The centrepiece of the show, Unearthing the Banker’s Bones (2016), is a new Arts Council Collection 70th Anniversary commission comprising of three synchronised high definition video projections, which depict a narrative of economic and social collapse. Drawing on extracts from apocalyptic literary works by Octavia Butler and Mary Shelley, the film employs a science fiction device which invites viewers to imagine the excavation and dissection of modern life from a future point in time. Alongside the film, “physical evidence” such as ledgers belonging to the banker of the title, will be displayed.
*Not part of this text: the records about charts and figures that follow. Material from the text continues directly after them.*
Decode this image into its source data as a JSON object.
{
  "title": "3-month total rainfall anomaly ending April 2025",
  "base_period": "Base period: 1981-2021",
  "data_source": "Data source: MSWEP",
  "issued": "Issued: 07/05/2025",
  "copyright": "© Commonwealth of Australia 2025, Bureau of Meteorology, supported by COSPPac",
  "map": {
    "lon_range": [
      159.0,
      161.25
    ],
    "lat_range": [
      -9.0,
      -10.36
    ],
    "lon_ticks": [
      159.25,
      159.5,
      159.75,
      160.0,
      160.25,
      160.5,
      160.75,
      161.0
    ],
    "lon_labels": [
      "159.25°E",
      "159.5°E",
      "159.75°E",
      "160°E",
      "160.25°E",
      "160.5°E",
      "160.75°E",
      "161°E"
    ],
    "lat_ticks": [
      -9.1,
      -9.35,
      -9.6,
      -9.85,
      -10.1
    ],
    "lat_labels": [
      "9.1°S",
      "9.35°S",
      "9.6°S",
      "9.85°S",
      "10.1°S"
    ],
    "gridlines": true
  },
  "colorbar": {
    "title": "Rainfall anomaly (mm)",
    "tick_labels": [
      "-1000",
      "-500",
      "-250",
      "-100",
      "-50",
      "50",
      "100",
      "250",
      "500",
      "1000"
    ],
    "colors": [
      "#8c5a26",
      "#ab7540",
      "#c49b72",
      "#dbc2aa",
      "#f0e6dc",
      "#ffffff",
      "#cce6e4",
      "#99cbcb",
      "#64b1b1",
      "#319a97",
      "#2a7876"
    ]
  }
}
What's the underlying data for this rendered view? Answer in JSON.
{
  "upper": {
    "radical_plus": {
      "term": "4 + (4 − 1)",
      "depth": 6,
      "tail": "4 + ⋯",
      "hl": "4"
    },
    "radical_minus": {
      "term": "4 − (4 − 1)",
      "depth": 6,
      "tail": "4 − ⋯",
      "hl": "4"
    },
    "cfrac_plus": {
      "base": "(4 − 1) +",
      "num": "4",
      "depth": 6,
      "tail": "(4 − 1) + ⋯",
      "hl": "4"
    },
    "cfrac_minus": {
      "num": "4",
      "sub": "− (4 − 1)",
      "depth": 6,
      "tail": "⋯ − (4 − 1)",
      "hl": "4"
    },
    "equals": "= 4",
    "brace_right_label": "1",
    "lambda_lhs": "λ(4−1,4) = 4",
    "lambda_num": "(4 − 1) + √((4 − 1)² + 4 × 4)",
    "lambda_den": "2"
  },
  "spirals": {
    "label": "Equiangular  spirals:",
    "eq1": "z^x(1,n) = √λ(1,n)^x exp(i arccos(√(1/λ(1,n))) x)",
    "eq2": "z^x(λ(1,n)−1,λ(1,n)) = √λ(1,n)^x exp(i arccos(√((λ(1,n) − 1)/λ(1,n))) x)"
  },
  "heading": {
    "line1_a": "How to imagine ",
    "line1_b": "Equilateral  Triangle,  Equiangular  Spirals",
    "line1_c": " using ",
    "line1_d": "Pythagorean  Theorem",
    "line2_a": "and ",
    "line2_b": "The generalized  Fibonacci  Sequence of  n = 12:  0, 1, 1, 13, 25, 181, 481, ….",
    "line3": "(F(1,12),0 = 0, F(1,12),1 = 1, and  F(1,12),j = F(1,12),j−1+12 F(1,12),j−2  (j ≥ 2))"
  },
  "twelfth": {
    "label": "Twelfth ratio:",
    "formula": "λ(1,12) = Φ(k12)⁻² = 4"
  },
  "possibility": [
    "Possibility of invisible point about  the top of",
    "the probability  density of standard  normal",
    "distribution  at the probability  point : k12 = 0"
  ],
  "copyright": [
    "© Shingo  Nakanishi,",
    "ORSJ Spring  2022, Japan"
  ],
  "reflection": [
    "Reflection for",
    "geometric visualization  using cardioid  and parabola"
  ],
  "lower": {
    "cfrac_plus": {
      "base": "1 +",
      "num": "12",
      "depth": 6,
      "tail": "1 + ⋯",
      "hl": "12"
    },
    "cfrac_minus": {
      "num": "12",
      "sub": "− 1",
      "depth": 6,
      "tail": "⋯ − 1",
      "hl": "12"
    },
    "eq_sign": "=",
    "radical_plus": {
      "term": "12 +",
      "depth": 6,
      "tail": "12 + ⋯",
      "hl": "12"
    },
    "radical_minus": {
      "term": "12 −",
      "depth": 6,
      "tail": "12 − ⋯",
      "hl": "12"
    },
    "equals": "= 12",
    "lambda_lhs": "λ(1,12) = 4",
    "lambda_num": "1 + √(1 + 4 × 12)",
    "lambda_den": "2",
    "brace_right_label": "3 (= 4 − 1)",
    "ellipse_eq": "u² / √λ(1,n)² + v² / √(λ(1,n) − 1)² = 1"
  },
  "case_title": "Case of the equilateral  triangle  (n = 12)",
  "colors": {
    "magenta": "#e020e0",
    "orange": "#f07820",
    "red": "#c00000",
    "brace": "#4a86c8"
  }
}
These objects play off against the unfolding narrative of the film.  

Other highlights of the exhibition at Bluecoat include Robot Bodies, Piper’s 1988 seminal interactive digital work—updated and re-programmed for this exhibition—in which the robot, android and cyborg are examined as metaphorical carriers of contemporary anxieties around racial difference; and a series of mixed media works on unstretched canvas. These “future projected history paintings of the present,” reference 19th century history painting and have been commissioned by Bluecoat and Iniva.  

The exhibition Unearthing the Banker’s Bones has been organized in partnership between Bluecoat and Iniva and is supported by Arts Council Collection. 

Keith Piper was born in 1960 in Malta and studied at Trent Polytechnic, Nottingham and the Royal College of Art, London. Along with fellow artists Eddie Chambers, Marlene Smith and Donald Rodney, he was a founder member of the BLK Art Group, an association of black British art students, mostly based in the West Midlands, between 1980-1984. He has exhibited widely, including solo and group exhibitions in the UK, Europe and USA. His work was included in Afro Modern: Journeys through the Black Atlantic, Tate Liverpool (2010); and Migrations: Journeys into British Art, Tate Britain (2012). 


Adham Faramawy: Janus Collapse (the juice-box edition) is a new solo exhibition by the London based, Dubai born artist. Faramawy is interested in contemporary concerns such as how identity is constructed via technology in the 21st century. His practice spans moving image, sculptural installation and print. The body is central to his practice and is approached as a primary, sensual site in which gender and sexuality are fluid.

At Bluecoat, Faramawy’s work takes the form of a large sticker based piece, concrete pillars and video works, to subvert the language of advertising. In the making of his work Faramawy co-opts the special effects used in advertising to evoke desire for people, things and experiences. The artist combines these seductive devices of brilliance, slipperiness, morphing and repetition with his own interest in the transgressive aesthetics of “body horror,” found in manga and anime such as Katsuhiro Otomo’s Akira (1988), as well as Cronenberg’s cult classic Videodrome (1983) and Octavia Butler’s Xenogenesis science fiction trilogy. 

Adham Faramawy lives and works in London. Recent group exhibitions include The Green Ray, Wilkinson Gallery, London; E-Vapor-8, Site Gallery, Sheffield; London Open, Whitechapel Gallery, London; I’m here but you’ve gone, Fiorucci Art Trust, London; Silica, Galerie Sultana, Paris; Half Abstract, DRAF, London; Post Pop to Post Human: Collage in the digital age, Hayward Touring.

Solo exhibitions include Hydra, Cell Projects, London; Feels Real, Marian Cramer Projects, Amsterdam, and Hyperreal Flower Blossom, VITRINE, London.